L’essence même du droit d’auteur est de conférer à l’auteur d’une œuvre originale de l’esprit un droit de propriété incorporelle exclusif et opposable à tous. En vertu de ce droit exclusif, toute atteinte à l’œuvre, de quelle que nature que ce soit, ne peut être effectuée sans le consentement préalable de son auteur.
Ainsi, le droit au respect de l’intégrité l’œuvre consacré par l’article L.121-1 du Code de la Propriété Intellectuelle impose qu’une œuvre emprunte de la personnalité de son auteur ne peut en principe faire l’objet d’une modification matérielle sans l’accord exprès de son auteur. Par un arrêt du 20 décembre 2017, la Cour de cassation vient consacrer une limite à ce droit exclusif de l’auteur : la modification d’une œuvre architecturale, si elle ne porte pas atteinte aux droits de son auteur, peut se faire sans son accord.

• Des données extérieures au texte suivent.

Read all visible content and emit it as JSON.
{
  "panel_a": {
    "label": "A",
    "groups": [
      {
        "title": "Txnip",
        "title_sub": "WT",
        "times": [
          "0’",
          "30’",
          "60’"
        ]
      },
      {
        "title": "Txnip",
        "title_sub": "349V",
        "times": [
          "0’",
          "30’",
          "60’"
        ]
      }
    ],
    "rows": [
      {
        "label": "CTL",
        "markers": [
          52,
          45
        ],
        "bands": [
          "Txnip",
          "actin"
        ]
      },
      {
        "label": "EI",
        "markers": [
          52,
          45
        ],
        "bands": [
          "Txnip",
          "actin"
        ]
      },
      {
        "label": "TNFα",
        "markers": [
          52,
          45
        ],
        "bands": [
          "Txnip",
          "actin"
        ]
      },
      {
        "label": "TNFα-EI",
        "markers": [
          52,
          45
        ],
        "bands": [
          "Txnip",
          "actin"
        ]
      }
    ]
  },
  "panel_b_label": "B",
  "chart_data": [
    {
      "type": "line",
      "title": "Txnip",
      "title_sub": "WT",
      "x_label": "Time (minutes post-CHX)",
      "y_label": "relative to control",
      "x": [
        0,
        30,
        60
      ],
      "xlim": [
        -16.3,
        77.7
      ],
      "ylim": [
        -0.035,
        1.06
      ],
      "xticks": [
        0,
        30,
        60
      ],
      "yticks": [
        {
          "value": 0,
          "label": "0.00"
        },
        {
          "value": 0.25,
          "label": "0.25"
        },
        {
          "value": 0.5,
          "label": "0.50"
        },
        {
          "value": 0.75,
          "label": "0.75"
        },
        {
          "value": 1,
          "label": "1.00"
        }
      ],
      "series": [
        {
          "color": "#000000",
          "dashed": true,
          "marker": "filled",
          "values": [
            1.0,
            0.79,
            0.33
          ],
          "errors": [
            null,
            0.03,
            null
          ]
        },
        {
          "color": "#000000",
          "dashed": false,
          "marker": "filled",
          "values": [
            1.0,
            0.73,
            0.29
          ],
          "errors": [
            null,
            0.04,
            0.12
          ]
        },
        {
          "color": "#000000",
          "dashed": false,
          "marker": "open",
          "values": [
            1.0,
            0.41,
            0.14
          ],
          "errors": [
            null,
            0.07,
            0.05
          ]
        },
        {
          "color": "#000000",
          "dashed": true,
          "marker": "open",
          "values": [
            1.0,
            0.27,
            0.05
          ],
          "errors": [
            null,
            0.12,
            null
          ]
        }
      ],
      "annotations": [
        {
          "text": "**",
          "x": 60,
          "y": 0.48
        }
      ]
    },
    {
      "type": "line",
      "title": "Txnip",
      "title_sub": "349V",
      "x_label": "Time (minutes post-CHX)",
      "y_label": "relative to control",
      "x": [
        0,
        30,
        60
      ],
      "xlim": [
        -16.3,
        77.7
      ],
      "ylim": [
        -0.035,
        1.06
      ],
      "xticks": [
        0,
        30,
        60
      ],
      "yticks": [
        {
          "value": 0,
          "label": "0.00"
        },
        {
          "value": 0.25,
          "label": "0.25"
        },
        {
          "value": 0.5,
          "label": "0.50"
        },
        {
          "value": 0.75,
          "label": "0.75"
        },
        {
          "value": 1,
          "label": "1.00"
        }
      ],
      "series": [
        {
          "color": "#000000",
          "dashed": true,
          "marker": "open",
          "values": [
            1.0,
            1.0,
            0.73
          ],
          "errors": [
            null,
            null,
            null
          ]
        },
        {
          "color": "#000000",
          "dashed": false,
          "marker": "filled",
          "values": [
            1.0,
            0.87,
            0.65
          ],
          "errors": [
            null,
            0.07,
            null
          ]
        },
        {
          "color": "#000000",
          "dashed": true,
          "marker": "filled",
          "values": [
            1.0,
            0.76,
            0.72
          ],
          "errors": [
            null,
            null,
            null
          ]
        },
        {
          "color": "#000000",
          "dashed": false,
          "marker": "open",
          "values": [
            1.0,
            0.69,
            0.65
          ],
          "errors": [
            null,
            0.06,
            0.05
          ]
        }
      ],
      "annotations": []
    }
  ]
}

Une œuvre architecturale originale est protégeable au titre des droits d’auteur comme le serait toute autre œuvre littérale et artistique. Cependant, et contrairement à une œuvre purement esthétique, l’œuvre architecturale a une finalité fonctionnelle qui résulte du fait qu’un bâtiment, en plus d’être original, peut constituer un lieu d’habitation, de travail ou d’accès à la culture. En l’espèce, l’œuvre architecturale destinée à recevoir les collections du « Musée de l’Arles antique » avait été réalisée par un architecte pour le compte d’un département, lequel a fait entreprendre, sans l’accord de l’architecte, des travaux d’extension de ladite l’œuvre afin d’y exposer un bateau de commerce gallo-romain.
La finalité fonctionnelle de l’œuvre architecturale impose qu’il faille concilier le droit au respect de l’architecte avec le droit du propriétaire de l’œuvre. La méthode mise en œuvre par les juges est celle du contrôle de proportionnalité: il faut accepter de limiter un droit fondamental (le droit d’auteur) mais de façon justifiée et proportionnée. La Cour de cassation vient ici valider le raisonnement de l’arrêt du 7 janvier 2016 rendu par la cour d’appel d’Aix-en-Provence ayant débouté l’architecte. Pour préserver l’équilibre entre les prérogatives de l’auteur et celles du propriétaire de l’œuvre architecturale, les modifications apportées ne doivent pas excéder ce qui est strictement nécessaire à l’adaptation de l’œuvre à des besoins nouveaux et ne doivent pas être disproportionnées au regard du but poursuivi. En l’espèce, la découverte du bateau datant de l’époque romaine déclaré “trésor national” ainsi que de sa cargaison, et la nécessité d’exposer cet ensemble dans le musée considéré, caractérisent l’existence d’un besoin nouveau qui, pour être satisfait, commandait la construction d’une extension, dès lors que l’unité qui s’attachait au bâtiment muséal, excluait l’édification d’un bâtiment séparé. L’extension réalisée modifie la construction d’origine mais reprend néanmoins les couleurs originelles, blanche des murs et bleue des façades, et qu’il n’est pas démontré qu’elle dénature l’harmonie de l’œuvre.
Le droit au respect de l’œuvre fait donc l’objet d’une application à géométrie variable selon la finalité de ladite œuvre. En matière d’œuvre architecturale, l’architecte ne peut imposer une intangibilité absolue des lieux qu’il a réalisé et doit supporter des atteintes à ses droits lorsque celles-ci sont justifiées et proportionnées.